Bak tells me that he expects the Meikle sale to close in the next few weeks, which will trigger a $10 million payment from Pattern to Finavera, which Finavera will use to repay the project loan from Pattern made last year. In addition to that $10 million, Pattern has demonstrated its confidence that this project will go forward by spending $4 million in development costs to date. An additional $2 million may be spent to bring the project to financial close in late 2014 or early 2015. All but $2 million of this $4 to $6 million of this will be deducted from Finavera’s final payment, but Pattern will not be reimbursed for these expenses if the project does not close.
The 184 MW project size and $28 million (elsewhere $27.9 million – $26.5 after wind speed adjustments) gross payment remove the largest piece of uncertainty regarding Finavera’s value going forward. Below, I give my estimates Finavera’s net cash position after Meikle’s financial close and the final Cloosh payment over the next six to twelve months.
Assets: (Canadian $ except €)
Expected proceeds from Pattern: $26 million to $27.9 million, after wind speed adjustments.
Expected Payment for Cloosh Wind Farm: €7.14 ($11. million.) This project has also been delayed, and is now expected to close in 2014.
Value of 10% interest in Cloosh: $3 million to $4 million
Other potential upsides:
Potential value in Wildmare, Bullmoose, or Tumber Ridge.
Value in the new business opportunity Bak plans to present to shareholders after the Pattern sale is finalized in the next few weeks.
Liabilities on Interim Report: $24 million to $26.9 million (the low end may result through negotiations with creditors.) $2.4 million of these liabilities are secured by Cloosh, and are payable only from the proceeds from Cloosh.
Finavera’s share of Meikle development costs: $2 million to $4 million, payable out of final Meikle incentive payment.
$9 million to $17 million. My best guess: $12 million.
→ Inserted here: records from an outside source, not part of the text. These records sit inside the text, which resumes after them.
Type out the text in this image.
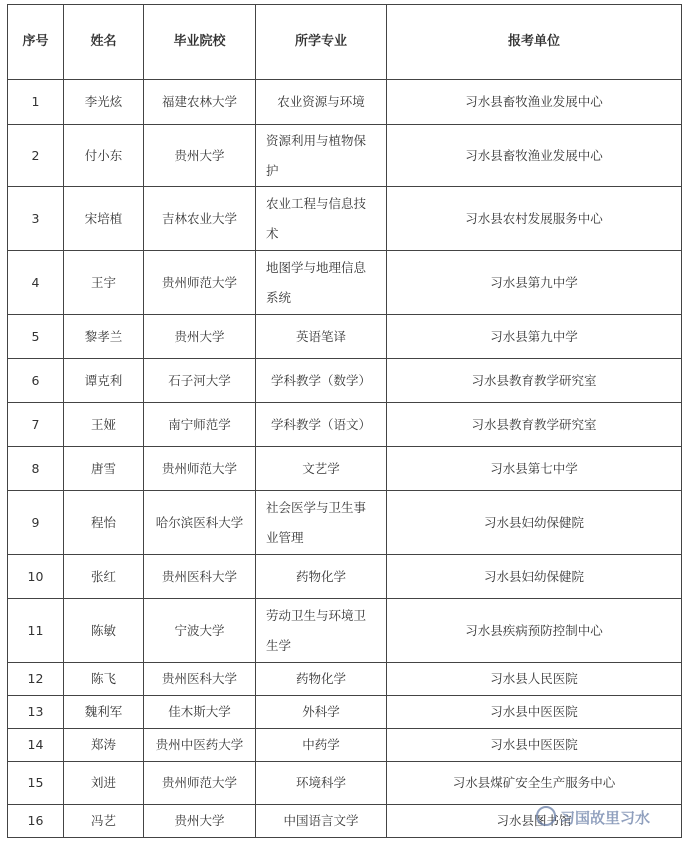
序号	姓名	毕业院校	所学专业	报考单位
1	李光炫	福建农林大学	农业资源与环境	习水县畜牧渔业发展中心
2	付小东	贵州大学	资源利用与植物保护	习水县畜牧渔业发展中心
3	宋培植	吉林农业大学	农业工程与信息技术	习水县农村发展服务中心
4	王宇	贵州师范大学	地图学与地理信息系统	习水县第九中学
5	黎孝兰	贵州大学	英语笔译	习水县第九中学
6	谭克利	石子河大学	学科教学（数学）	习水县教育教学研究室
7	王娅	南宁师范学	学科教学（语文）	习水县教育教学研究室
8	唐雪	贵州师范大学	文艺学	习水县第七中学
9	程怡	哈尔滨医科大学	社会医学与卫生事业管理	习水县妇幼保健院
10	张红	贵州医科大学	药物化学	习水县妇幼保健院
11	陈敏	宁波大学	劳动卫生与环境卫生学	习水县疾病预防控制中心
12	陈飞	贵州医科大学	药物化学	习水县人民医院
13	魏利军	佳木斯大学	外科学	习水县中医医院
14	郑涛	贵州中医药大学	中药学	习水县中医医院
15	刘进	贵州师范大学	环境科学	习水县煤矿安全生产服务中心
16	冯艺	贵州大学	中国语言文学	习水县图书馆
习国故里习水
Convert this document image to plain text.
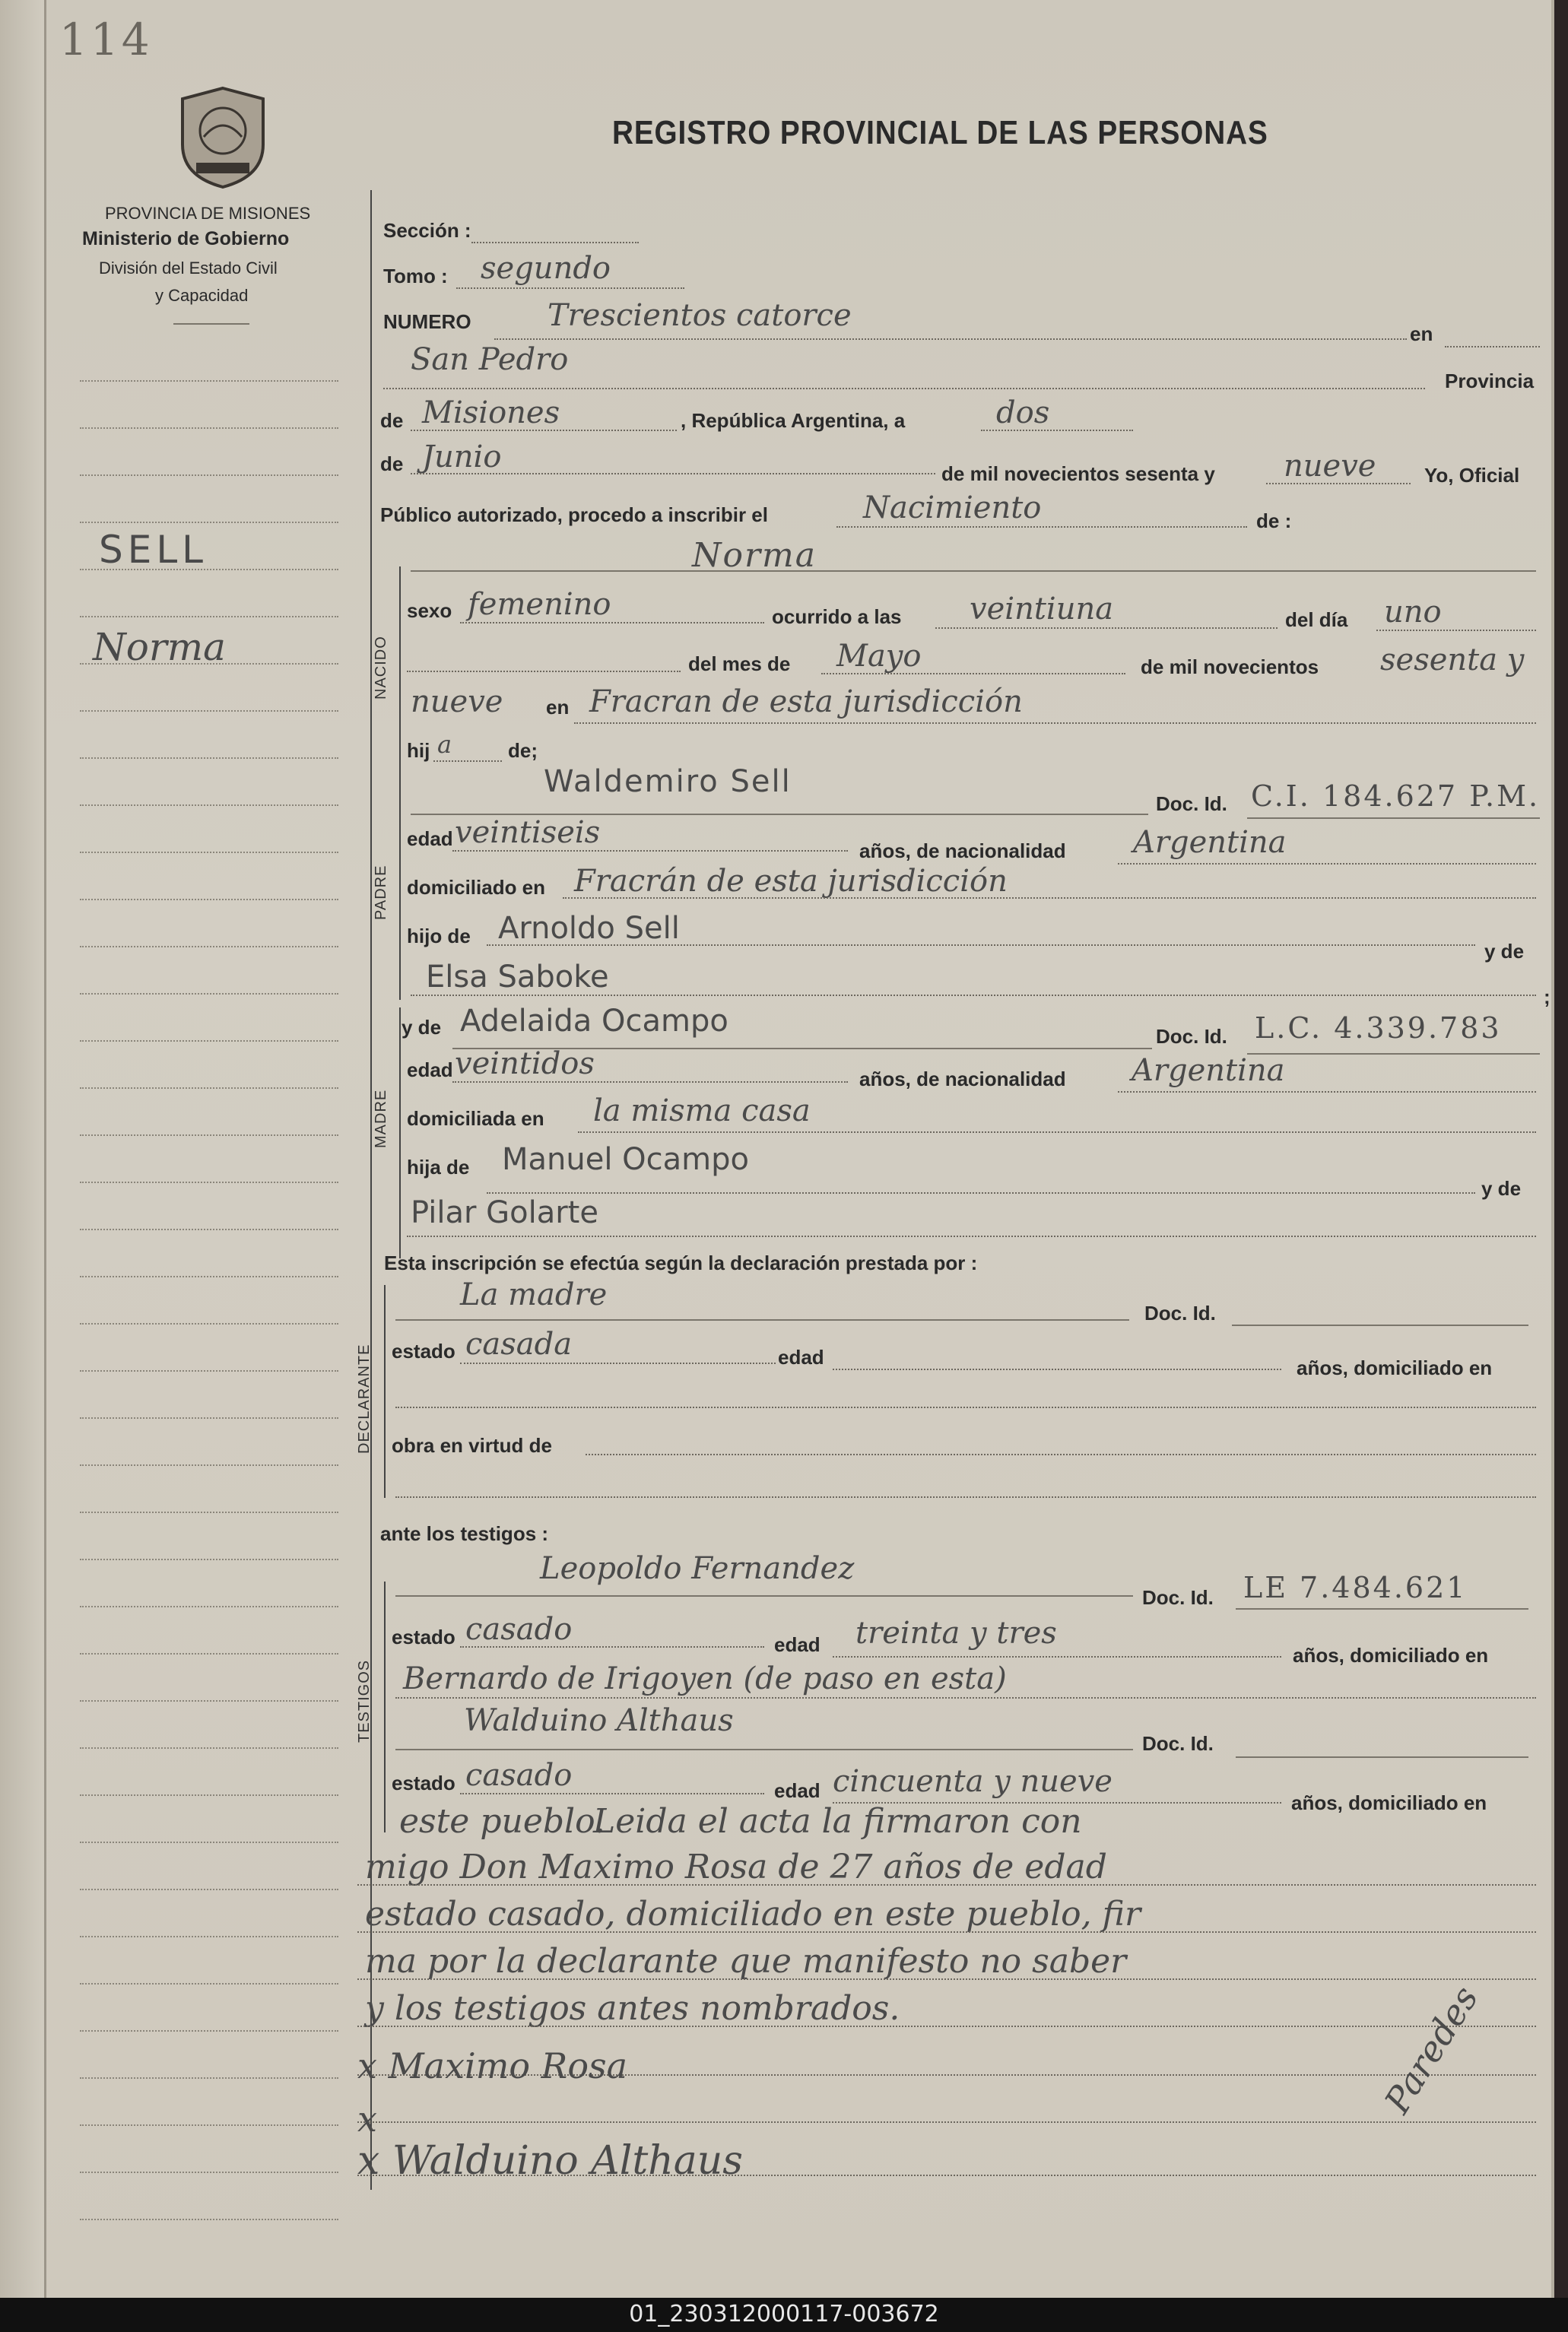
114
REGISTRO PROVINCIAL DE LAS PERSONAS
PROVINCIA DE MISIONES
Ministerio de Gobierno
División del Estado Civil
y Capacidad
SELL
Norma
Sección :
Tomo : segundo
NUMERO	Trescientos catorce
en
San Pedro
Provincia
de Misiones	, República Argentina, a	dos
de Junio	de mil novecientos sesenta y nueve Yo, Oficial
Público autorizado, procedo a inscribir el	Nacimiento	de :
NACIDO
Norma
sexo femenino	ocurrido a las veintiuna	del día uno
del mes de Mayo	de mil novecientos sesenta y
nueve en Fracran de esta jurisdicción
hij a	de;
PADRE
Waldemiro Sell
Doc. Id. C.I. 184.627 P.M.
edad veintiseis
años, de nacionalidad Argentina
domiciliado en Fracrán de esta jurisdicción
hijo de Arnoldo Sell
y de
Elsa Saboke
;
MADRE
y de Adelaida Ocampo	Doc. Id. L.C. 4.339.783
edad veintidos	años, de nacionalidad Argentina
domiciliada en la misma casa
hija de Manuel Ocampo
y de
Pilar Golarte
Esta inscripción se efectúa según la declaración prestada por :
DECLARANTE
La madre
Doc. Id.
estado casada	edad	años, domiciliado en
obra en virtud de
ante los testigos :
TESTIGOS
Leopoldo Fernandez
Doc. Id. LE 7.484.621
estado casado	edad treinta y tres
años, domiciliado en
Bernardo de Irigoyen (de paso en esta)
Walduino Althaus
Doc. Id.
estado casado	edad cincuenta y nueve
años, domiciliado en
este pueblo.
Leida el acta la firmaron con
migo Don Maximo Rosa de 27 años de edad
estado casado, domiciliado en este pueblo, fir
ma por la declarante que manifesto no saber
y los testigos antes nombrados.
x Maximo Rosa
x
x Walduino Althaus
Paredes
01_230312000117-003672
2.46 million at $0.085. (42.2 million shares outstanding if exercised for $0.21 million.)
Value Per Diluted Share
$0.21 to $0.40 ($0.19 to $0.36 US). Best guess: $0.28 ($0.26 US)
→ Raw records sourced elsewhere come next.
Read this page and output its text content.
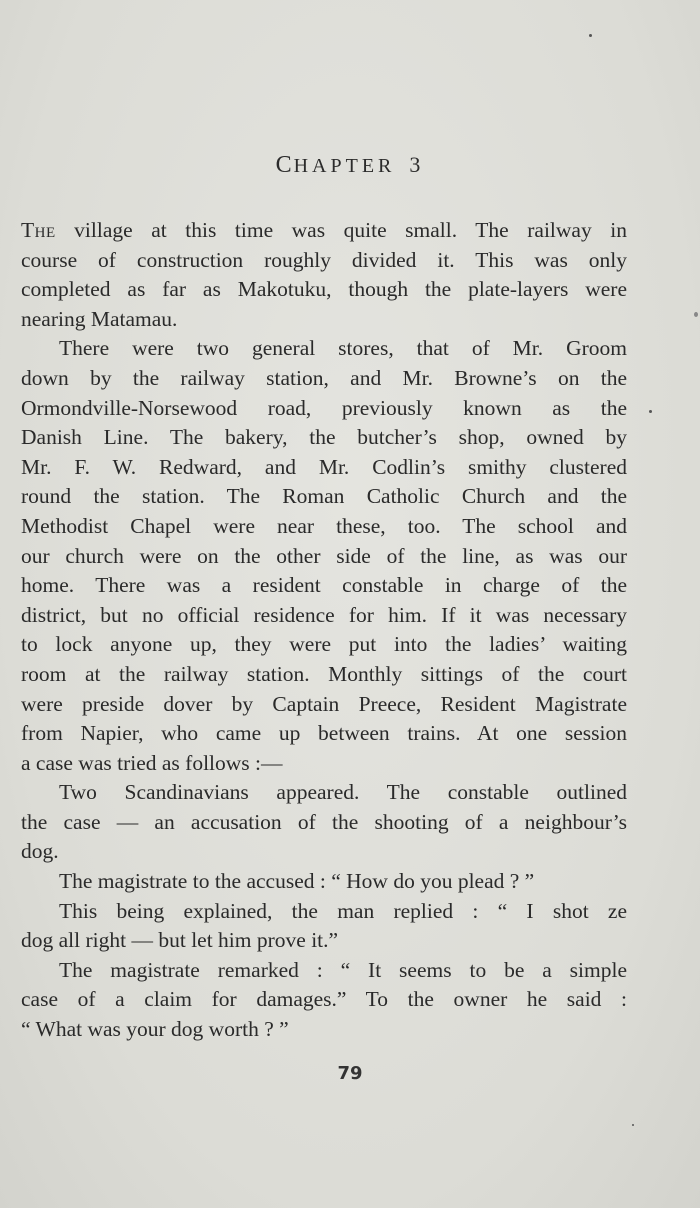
CHAPTER 3
The village at this time was quite small. The railway in
course of construction roughly divided it. This was only
completed as far as Makotuku, though the plate-layers were
nearing Matamau.
There were two general stores, that of Mr. Groom
down by the railway station, and Mr. Browne’s on the
Ormondville-Norsewood road, previously known as the
Danish Line. The bakery, the butcher’s shop, owned by
Mr. F. W. Redward, and Mr. Codlin’s smithy clustered
round the station. The Roman Catholic Church and the
Methodist Chapel were near these, too. The school and
our church were on the other side of the line, as was our
home. There was a resident constable in charge of the
district, but no official residence for him. If it was necessary
to lock anyone up, they were put into the ladies’ waiting
room at the railway station. Monthly sittings of the court
were preside dover by Captain Preece, Resident Magistrate
from Napier, who came up between trains. At one session
a case was tried as follows :—
Two Scandinavians appeared. The constable outlined
the case — an accusation of the shooting of a neighbour’s
dog.
The magistrate to the accused : “ How do you plead ? ”
This being explained, the man replied : “ I shot ze
dog all right — but let him prove it.”
The magistrate remarked : “ It seems to be a simple
case of a claim for damages.” To the owner he said :
“ What was your dog worth ? ”
79
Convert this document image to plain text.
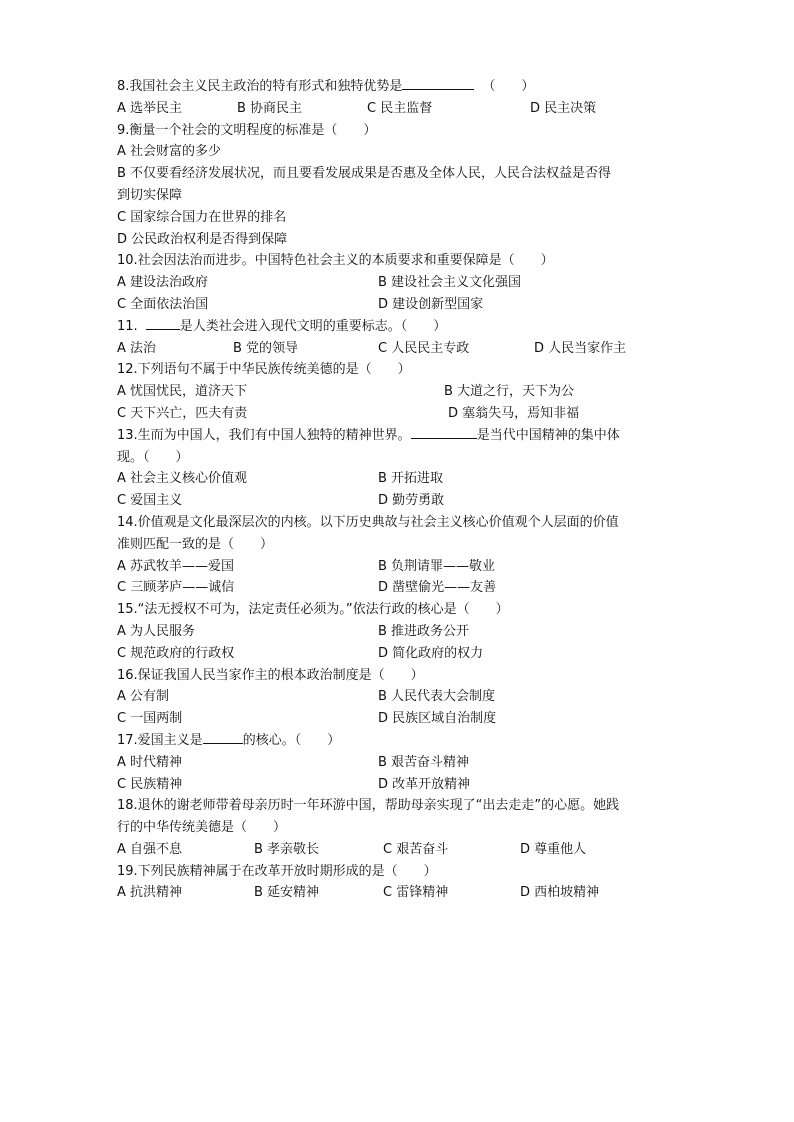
8.我国社会主义民主政治的特有形式和独特优势是	（　　）
A 选举民主	B 协商民主	C 民主监督	D 民主决策
9.衡量一个社会的文明程度的标准是（　　）
A 社会财富的多少
B 不仅要看经济发展状况，而且要看发展成果是否惠及全体人民，人民合法权益是否得
到切实保障
C 国家综合国力在世界的排名
D 公民政治权利是否得到保障
10.社会因法治而进步。中国特色社会主义的本质要求和重要保障是（　　）
A 建设法治政府	B 建设社会主义文化强国
C 全面依法治国	D 建设创新型国家
11.	是人类社会进入现代文明的重要标志。（　　）
A 法治	B 党的领导	C 人民民主专政	D 人民当家作主
12.下列语句不属于中华民族传统美德的是（　　）
A 忧国忧民，道济天下	B 大道之行，天下为公
C 天下兴亡，匹夫有责	D 塞翁失马，焉知非福
13.生而为中国人，我们有中国人独特的精神世界。	是当代中国精神的集中体
现。（　　）
A 社会主义核心价值观	B 开拓进取
C 爱国主义	D 勤劳勇敢
14.价值观是文化最深层次的内核。以下历史典故与社会主义核心价值观个人层面的价值
准则匹配一致的是（　　）
A 苏武牧羊——爱国	B 负荆请罪——敬业
C 三顾茅庐——诚信	D 凿壁偷光——友善
15.“法无授权不可为，法定责任必须为。”依法行政的核心是（　　）
A 为人民服务	B 推进政务公开
C 规范政府的行政权	D 简化政府的权力
16.保证我国人民当家作主的根本政治制度是（　　）
A 公有制	B 人民代表大会制度
C 一国两制	D 民族区域自治制度
17.爱国主义是	的核心。（　　）
A 时代精神	B 艰苦奋斗精神
C 民族精神	D 改革开放精神
18.退休的谢老师带着母亲历时一年环游中国，帮助母亲实现了“出去走走”的心愿。她践
行的中华传统美德是（　　）
A 自强不息	B 孝亲敬长	C 艰苦奋斗	D 尊重他人
19.下列民族精神属于在改革开放时期形成的是（　　）
A 抗洪精神	B 延安精神	C 雷锋精神	D 西柏坡精神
The press release also stated that
Finavera continues to work diligently on a strategic plan for the Company. The imminent close of the Pattern transaction will provide a solid platform for the next stage in Finavera’s development. Further information on the Company’s strategic plan will be released following the close of the Pattern transaction.
As Bak has said all along, there will be a shareholder vote on the use of the proceeds, including the option to return them to shareholders. He has been working on the strategic plan mentioned above for at least half a year. He told me that he has not been willing to bring it to shareholders until he has the working capital to pursue the opportunity. Bak seems very confident that shareholders will like the strategic plan when they see it. If they don’t, they will have the opportunity to vote for a cash distribution from the wind farm proceeds, instead.
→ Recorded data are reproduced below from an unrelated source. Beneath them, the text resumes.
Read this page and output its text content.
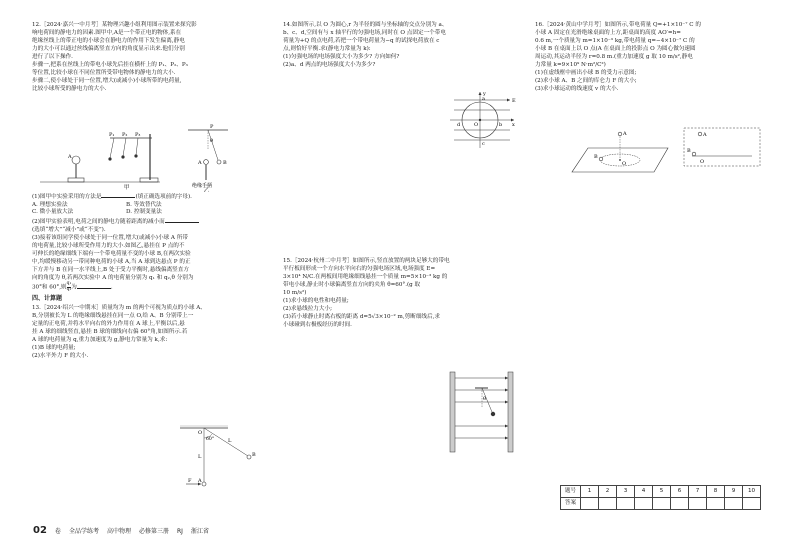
12.［2024·嘉兴一中月考］某物理兴趣小组利用图示装置来探究影

响电荷间的静电力的因素.图甲中,A是一个带正电的物体,系在

绝缘丝线上的带正电的小球会在静电力的作用下发生偏离,静电

力的大小可以通过丝线偏离竖直方向的角度显示出来.他们分别

进行了以下操作.

步骤一,把系在丝线上的带电小球先后挂在横杆上的 P₁、P₂、P₃

等位置,比较小球在不同位置所受带电物体的静电力的大小.

步骤二,使小球处于同一位置,增大(或减小)小球所带的电荷量,

比较小球所受的静电力的大小.

P₁ P₂ P₃
A
甲
P
θ
A	B
绝缘手柄
乙

(1)图甲中实验采用的方法是	(填正确选项前的字母).

A. 理想实验法	B. 等效替代法
C. 微小量放大法	D. 控制变量法

(2)图甲实验表明,电荷之间的静电力随着距离的减小而

(选填“增大”“减小”或“不变”).

(3)接着该组同学使小球处于同一位置,增大(或减小)小球 A 所带

的电荷量,比较小球所受作用力的大小.如图乙,悬挂在 P 点的不

可伸长的绝缘细线下端有一个带电荷量不变的小球 B,在两次实验

中,均缓慢移动另一带同种电荷的小球 A,当 A 球到达悬点 P 的正

下方并与 B 在同一水平线上,B 处于受力平衡时,悬线偏离竖直方

向的角度为 θ,若两次实验中 A 的电荷量分别为 q₁ 和 q₂,θ 分别为

30°和 60°,则 $\frac{\text{q₁}}{\text{q₂}}$ 为	.

四、计算题

13.［2024·绍兴一中期末］质量均为 m 的两个可视为质点的小球 A、

B,分别被长为 L 的绝缘细线悬挂在同一点 O,给 A、B 分别带上一

定量的正电荷,并将水平向右的外力作用在 A 球上,平衡以后,悬

挂 A 球的细线竖直,悬挂 B 球的细线向右偏 60°角,如图所示.若

A 球的电荷量为 q,重力加速度为 g,静电力常量为 k,求:

(1)B 球的电荷量;

(2)水平外力 F 的大小.

O
60°
L
L
A
B
F

14.如图所示,以 O 为圆心,r 为半径的圆与坐标轴的交点分别为 a、

b、c、d,空间有与 x 轴平行的匀强电场,同时在 O 点固定一个带电

荷量为+Q 的点电荷,若把一个带电荷量为−q 的试探电荷放在 c

点,则恰好平衡.求(静电力常量为 k):

(1)匀强电场的电场强度大小为多少? 方向如何?

(2)a、d 两点的电场强度大小为多少?

E
O
a
b
c
d	x
y

15.［2024·杭州二中月考］如图所示,竖直放置的两块足够大的带电

平行板间形成一个方向水平向右的匀强电场区域,电场强度 E=

3×10⁴ N/C.在两板间用绝缘细线悬挂一个质量 m=5×10⁻³ kg 的

带电小球,静止时小球偏离竖直方向的夹角 θ=60°.(g 取

10 m/s²)

(1)求小球的电性和电荷量;

(2)求悬线拉力大小;

(3)若小球静止时离右板的距离 d=5√3×10⁻² m,剪断细线后,求

小球碰到右极板经历的时间.

θ

16.［2024·黄山中学月考］如图所示,带电荷量 Q=+1×10⁻⁷ C 的

小球 A 固定在光滑绝缘桌面的上方,距桌面的高度 AO′=h=

0.6 m,一个质量为 m=1×10⁻³ kg,带电荷量 q=−4×10⁻⁷ C 的

小球 B 在桌面上以 O 点(A 在桌面上的投影点 O 为圆心做匀速圆

周运动,其运动半径为 r=0.8 m.(重力加速度 g 取 10 m/s²,静电

力常量 k=9×10⁹ N·m²/C²)

(1)在虚线框中画出小球 B 的受力示意图;

(2)求小球 A、B 之间的库仑力 F 的大小;

(3)求小球运动的线速度 v 的大小.

A
B
O
A
B
O
题号	1	2	3	4	5	6	7	8	9	10
答案										
02 卷 全品学练考 高中物理 必修第三册 RJ 浙江省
Bak also told me that he expects to issue more frequent updates
on the company’s prospects over the coming months.
Given the years of delays and disappointments, it’s not surprising that Finavera’s stock has been trading at only 8 Canadian cents. I expect that the elimination of a major source of uncertainty and the final size of the Meikle project will finally breathe life into the stock. More frequent updates from the company going forward may also bring investor interest “Bak” from the dead.
DISCLAIMER: Past performance is not a guarantee or a reliable indicator of future results. This article contains the current opinions of the author and such opinions are subject to change without notice. This article has been distributed for informational purposes only. Forecasts, estimates, and certain information contained herein should not be considered as investment advice or a recommendation of any particular security, strategy or investment product. Information contained herein has been obtained from sources believed to be reliable, but not guaranteed.